G-quadruplex binding suppresses the aggregation activity of Znf706. (A) Monitoring the aggregation kinetics of 100 μM α-Synuclein (aSyn) dissolved in 20 mM NaPi, 100 mM KCl, pH 7.4 mixed, without (blue) or with 100 μM Znf706 (gold), by ThT fluorescence. Aggregation of aSyn in a sample containing equimolar Znf706 and cMyc G-quadruplexes is not shown and carried out in the absence of ThT. (B) Light scattering of aSyn aggregates (10 μl of aSyn aggregates dissolved in 1590 μl buffer) taken at time ∼6 h at the indicated Znf706 and cMyc concentrations. (C) TEM images of aSyn aggregates (10 μl) taken at time ∼6 h mixed with or without Znf706 and cMyc G-quadruplex as indicated. (D) TEM images of 50 μM aSyn aggregates taken at time ∼48 h (see methods) mixed with the indicated concentration of Znf706 and cMyc G-quadruplexes.
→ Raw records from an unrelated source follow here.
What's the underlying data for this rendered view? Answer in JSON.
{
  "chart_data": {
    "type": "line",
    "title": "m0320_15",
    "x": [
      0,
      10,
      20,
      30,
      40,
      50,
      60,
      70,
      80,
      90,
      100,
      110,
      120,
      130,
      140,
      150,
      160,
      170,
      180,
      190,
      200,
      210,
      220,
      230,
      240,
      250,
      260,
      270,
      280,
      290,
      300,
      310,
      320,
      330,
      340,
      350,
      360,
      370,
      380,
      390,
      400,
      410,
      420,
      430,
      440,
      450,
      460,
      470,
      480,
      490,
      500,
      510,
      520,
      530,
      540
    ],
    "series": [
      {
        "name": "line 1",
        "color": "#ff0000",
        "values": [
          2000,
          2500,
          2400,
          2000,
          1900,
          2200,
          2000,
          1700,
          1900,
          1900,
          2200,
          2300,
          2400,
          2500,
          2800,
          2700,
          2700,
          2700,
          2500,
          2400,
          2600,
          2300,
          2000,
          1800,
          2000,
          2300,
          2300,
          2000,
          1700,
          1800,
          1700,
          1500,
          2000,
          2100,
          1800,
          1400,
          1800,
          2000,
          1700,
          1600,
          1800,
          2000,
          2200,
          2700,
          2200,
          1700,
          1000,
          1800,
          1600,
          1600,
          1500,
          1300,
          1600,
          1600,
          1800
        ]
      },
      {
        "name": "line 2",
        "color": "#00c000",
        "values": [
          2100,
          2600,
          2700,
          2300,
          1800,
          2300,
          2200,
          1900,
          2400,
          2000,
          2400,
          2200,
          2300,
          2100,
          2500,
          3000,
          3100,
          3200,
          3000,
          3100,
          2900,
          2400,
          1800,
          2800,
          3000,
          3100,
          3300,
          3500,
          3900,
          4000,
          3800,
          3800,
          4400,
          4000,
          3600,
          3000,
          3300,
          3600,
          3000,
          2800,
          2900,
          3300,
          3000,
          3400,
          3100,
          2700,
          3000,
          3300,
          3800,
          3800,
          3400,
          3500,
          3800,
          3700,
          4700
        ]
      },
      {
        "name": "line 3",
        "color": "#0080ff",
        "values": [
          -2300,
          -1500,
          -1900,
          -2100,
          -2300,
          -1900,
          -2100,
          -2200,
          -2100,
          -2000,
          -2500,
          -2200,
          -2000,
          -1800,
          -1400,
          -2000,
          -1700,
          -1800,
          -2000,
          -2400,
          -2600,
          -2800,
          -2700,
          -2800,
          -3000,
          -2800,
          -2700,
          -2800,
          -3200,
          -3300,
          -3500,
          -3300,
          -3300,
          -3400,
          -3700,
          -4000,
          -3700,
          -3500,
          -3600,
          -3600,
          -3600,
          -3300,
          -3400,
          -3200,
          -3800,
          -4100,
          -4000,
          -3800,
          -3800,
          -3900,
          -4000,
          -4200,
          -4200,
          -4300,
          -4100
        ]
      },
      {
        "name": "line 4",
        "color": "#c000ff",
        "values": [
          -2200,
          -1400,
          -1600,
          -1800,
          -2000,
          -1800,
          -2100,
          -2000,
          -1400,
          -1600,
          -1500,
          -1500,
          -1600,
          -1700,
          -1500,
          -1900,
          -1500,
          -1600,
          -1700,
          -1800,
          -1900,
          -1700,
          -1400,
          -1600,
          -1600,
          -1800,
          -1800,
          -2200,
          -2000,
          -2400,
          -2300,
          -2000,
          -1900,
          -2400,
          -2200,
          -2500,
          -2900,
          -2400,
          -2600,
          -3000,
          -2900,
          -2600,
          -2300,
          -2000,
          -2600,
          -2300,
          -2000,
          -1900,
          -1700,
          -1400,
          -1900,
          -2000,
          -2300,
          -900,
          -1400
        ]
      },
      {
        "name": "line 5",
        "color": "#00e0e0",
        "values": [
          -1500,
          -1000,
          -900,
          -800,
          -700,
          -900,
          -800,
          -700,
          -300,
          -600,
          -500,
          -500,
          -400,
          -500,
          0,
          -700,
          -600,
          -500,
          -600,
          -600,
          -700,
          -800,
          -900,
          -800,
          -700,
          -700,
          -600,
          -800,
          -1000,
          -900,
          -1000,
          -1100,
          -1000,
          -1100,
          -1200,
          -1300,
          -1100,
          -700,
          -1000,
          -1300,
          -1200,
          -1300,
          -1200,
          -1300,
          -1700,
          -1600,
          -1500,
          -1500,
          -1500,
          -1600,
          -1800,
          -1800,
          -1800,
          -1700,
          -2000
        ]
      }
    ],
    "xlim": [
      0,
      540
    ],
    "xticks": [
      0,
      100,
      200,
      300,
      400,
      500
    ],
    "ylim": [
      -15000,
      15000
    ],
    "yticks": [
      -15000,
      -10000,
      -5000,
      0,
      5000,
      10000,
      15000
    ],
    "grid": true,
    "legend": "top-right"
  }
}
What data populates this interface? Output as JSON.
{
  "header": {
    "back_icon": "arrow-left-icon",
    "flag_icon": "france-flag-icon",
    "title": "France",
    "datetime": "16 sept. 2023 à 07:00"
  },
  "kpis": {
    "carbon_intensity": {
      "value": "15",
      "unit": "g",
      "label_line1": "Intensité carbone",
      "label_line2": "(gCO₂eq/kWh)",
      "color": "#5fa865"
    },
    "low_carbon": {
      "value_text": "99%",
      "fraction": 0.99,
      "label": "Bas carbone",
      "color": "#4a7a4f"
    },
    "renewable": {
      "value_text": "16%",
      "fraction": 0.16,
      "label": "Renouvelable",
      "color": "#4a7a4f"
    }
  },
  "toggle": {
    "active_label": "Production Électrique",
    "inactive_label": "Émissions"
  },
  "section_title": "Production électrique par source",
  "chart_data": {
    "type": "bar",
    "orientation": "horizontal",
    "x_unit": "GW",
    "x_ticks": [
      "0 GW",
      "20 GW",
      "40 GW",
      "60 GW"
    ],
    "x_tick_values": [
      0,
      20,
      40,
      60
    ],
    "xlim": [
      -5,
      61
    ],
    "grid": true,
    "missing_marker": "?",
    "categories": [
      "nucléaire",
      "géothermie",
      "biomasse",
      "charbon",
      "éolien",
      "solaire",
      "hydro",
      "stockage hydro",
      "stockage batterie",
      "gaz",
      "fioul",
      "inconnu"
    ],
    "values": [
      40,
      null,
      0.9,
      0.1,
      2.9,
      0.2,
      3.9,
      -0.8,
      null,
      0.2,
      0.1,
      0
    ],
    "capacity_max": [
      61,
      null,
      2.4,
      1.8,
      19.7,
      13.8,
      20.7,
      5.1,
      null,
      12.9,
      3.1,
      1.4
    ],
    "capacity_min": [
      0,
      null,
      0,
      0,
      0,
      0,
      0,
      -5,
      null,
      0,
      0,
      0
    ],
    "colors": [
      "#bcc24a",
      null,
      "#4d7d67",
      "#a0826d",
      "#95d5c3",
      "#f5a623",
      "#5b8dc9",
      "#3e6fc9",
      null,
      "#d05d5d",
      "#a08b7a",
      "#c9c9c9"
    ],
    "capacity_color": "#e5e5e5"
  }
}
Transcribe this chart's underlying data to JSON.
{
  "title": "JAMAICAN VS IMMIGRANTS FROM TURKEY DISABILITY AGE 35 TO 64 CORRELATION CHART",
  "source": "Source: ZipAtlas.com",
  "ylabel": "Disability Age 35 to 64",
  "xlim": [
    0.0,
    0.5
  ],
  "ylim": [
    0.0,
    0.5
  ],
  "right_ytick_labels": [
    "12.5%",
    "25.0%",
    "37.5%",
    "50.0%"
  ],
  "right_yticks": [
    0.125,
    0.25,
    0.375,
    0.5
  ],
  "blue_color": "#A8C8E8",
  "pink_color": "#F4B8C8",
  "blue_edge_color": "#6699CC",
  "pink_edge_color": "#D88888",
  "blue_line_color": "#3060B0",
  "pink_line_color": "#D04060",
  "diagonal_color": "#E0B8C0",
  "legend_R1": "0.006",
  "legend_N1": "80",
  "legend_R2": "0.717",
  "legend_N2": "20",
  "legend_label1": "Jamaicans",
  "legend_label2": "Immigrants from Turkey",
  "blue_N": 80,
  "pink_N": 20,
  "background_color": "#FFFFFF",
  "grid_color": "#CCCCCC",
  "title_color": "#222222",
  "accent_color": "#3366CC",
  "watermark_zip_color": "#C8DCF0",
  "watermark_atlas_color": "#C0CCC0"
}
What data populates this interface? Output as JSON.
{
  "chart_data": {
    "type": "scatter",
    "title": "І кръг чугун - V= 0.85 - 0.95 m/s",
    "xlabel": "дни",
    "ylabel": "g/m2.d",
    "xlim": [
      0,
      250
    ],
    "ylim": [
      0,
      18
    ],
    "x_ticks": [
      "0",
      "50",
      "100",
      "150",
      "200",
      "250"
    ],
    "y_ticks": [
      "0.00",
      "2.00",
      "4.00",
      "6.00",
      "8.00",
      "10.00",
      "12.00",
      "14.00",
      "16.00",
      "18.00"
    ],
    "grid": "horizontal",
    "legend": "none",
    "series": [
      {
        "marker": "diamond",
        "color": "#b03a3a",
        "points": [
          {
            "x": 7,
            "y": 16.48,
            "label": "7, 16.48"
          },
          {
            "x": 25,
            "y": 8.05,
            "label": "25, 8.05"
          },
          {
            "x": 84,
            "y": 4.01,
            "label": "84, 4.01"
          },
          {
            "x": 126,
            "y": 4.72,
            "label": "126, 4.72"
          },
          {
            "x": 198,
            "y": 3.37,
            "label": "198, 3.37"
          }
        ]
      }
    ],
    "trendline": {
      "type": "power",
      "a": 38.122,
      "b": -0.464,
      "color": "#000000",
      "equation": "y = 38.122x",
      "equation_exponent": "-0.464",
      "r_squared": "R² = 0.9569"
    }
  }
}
The scale bar is 200 nm. (E) Evaluation of the effect of aSyn (100 μM) on Znf706 and G-quadruplex LLPT in 20 mM NaPi, 100 mM KCl, pH 7.4 without crowding agents (-PEG) and 20 mM NaPi, 150 mM KCl, 10% PEG8000, pH 7.4 (+PEG). For fluorescent imaging, 0.5 μM of AF488 labeled aSyn A90C and Cy5 labeled Znf706 A2C are mixed with 100 μM of unlabeled proteins. Droplet formation was confirmed by DIC imaging followed by the addition of 5 μM NMM, to visualize G-quadruplexes (red signals). A phase diagram for aSyn, Znf706, and G-quadruplex mixtures in ±PEG8000 is shown in the lower panel (see also DIC images in Supporting Figure 32). (F–I) Thermal aggregation of 300 nM citrate synthase (CS) was monitored using light-scattering mixed without (blue) or with an increasing concentration of Znf706 (F) or Seq576 G-quadruplexes (H) as indicated. A competitive thermal aggregation assay presenting the effect of an increasing concentration of Seq576 (G) and cMyc (I) G-quadruplexes on 300 nM CS mixed with 150 nM of Znf706. The thermal aggregation experiments were performed at 48°C in 40 mM HEPES–KOH, pH 7.5.